Ott Velsberg, Chief Data Officer of Estonia, tells GovInsider that the campaign aims to promote the uptake of language technologies in public sector information systems as well as the private sector, including speech recognition technology, real-time subtitling solutions, and text to speech software. This will improve access to services and provide better ways for Estonians to interact with public and private sector services.
The campaign will support the Estonian Language Strategy 2021 - 2035, which aims to ensure that the Estonian language remains the primary language in every sphere of life in the Republic and to strengthen the status of the Estonian language.
According to the language roadmap, the use of Estonian has decreased over the past decade in certain fields such as the service sector, IT, and higher education due to the growth of the international workforce. Developing language technology that accounts for the Estonian language and its variants is a key goal of the language strategy, as it will support people’s participation in an increasingly digital society.
With open data, agencies no longer need to collect datasets for individual projects.
Velsberg says that so far, language datasets have mainly been collected to serve the needs of individual projects, and “workflows for their publication have not been firmly established”.
An open data portal containing high quality and abundant language data including speech data, translation materials, and sign language datasets, will empower more agencies to develop services that use language technologies, he explains. The portal currently aims to capture spontaneous speech in Estonian and its dialogue, as spoken by both native and foreign speakers of the language.
To collect the data necessary for this campaign, Velsberg says that the nation plans to carry out a wide-scale publicity campaign across all media channels to raise awareness of the importance of language technology and the sustainability of the Estonian language.
Speech materials collected within the project will be transcribed, and all personally identifiable information will be removed, according to the official website. People will also have the option of requesting for their recordings to be removed from the database should they choose to do so.

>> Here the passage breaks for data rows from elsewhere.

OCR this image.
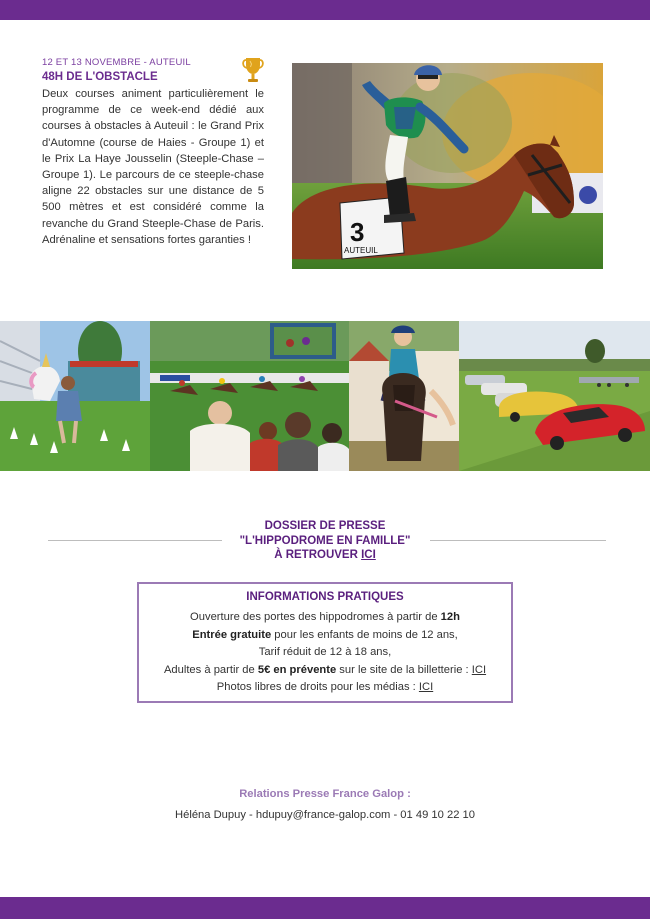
12 ET 13 NOVEMBRE - AUTEUIL
48H DE L'OBSTACLE

Deux courses animent particulièrement le programme de ce week-end dédié aux courses à obstacles à Auteuil : le Grand Prix d'Automne (course de Haies - Groupe 1) et le Prix La Haye Jousselin (Steeple-Chase – Groupe 1). Le parcours de ce steeple-chase aligne 22 obstacles sur une distance de 5 500 mètres et est considéré comme la revanche du Grand Steeple-Chase de Paris. Adrénaline et sensations fortes garanties !	3
AUTEUIL
DOSSIER DE PRESSE
"L'HIPPODROME EN FAMILLE"
À RETROUVER ICI
INFORMATIONS PRATIQUES
Ouverture des portes des hippodromes à partir de 12h
Entrée gratuite pour les enfants de moins de 12 ans,
Tarif réduit de 12 à 18 ans,
Adultes à partir de 5€ en prévente sur le site de la billetterie : ICI
Photos libres de droits pour les médias : ICI
Relations Presse France Galop :
Héléna Dupuy - hdupuy@france-galop.com - 01 49 10 22 10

Estonia’s current speech technologies
Speech recognition software is already commonplace in the Eastern European country.
In the beginning of 2022, the country launched Bürokratt, which provides people with voice-activated public services – the “Siri of digital public services”. With Bürokratt, citizens can access all public services within Estonia, from applying for benefits to renewing a passport, through voice-based interactions with an AI-based virtual assistant, according to Emerging Europe.
The Estonian Public Broadcasting agency has also introduced real-time subtitles generated by artificial intelligence for live programmes on television, reaching close to 20,000 people, says Velsberg.
The Estonian parliament uses speech recognition technology to prepare verbatim records of parliamentary sittings, which is revised by editors before being published, according to the official E-Estonia website.
Speech recognition technologies have supported agencies worldwide in improving public services and preserving lesser-used languages.
In Singapore, AI Singapore developed a speech recognition programme that can recognise the colloquial English spoken in the country. This supports the country’s civil defence force in transcribing emergency calls quickly, allowing them to dispatch emergency services with greater speed.
A non-profit media organisation in New Zealand, Te Hiku, has been accumulating an extensive audio-visual archive of Māori words, phrases, and idioms. It uses an open-source app to collect oral recordings in Indigenous languages, which will be used to train AI models.
The non-profit is currently collaborating with local and international data scientists to perfect speech tech tools, from apps that teach Te Reo Māori pronunciation to virtual assistants, says the United Nations’ International Telecommunication Union.
UNESCO’s Global Action Plan for the International Decade of Indigenous Languages (2022 - 2032) also includes calls for communication technology companies to play a role in creating an enabling environment for building up the capacities of Indigenous institutions working on projects for preserving and revitalising lesser-used languages.
As public services go digital and increasingly adopt language technologies to better serve people, agencies will need to account for spoken language. Initiatives like Estonia’s new campaign will play a crucial role in building the data infrastructure needed to power such technology in an inclusive manner.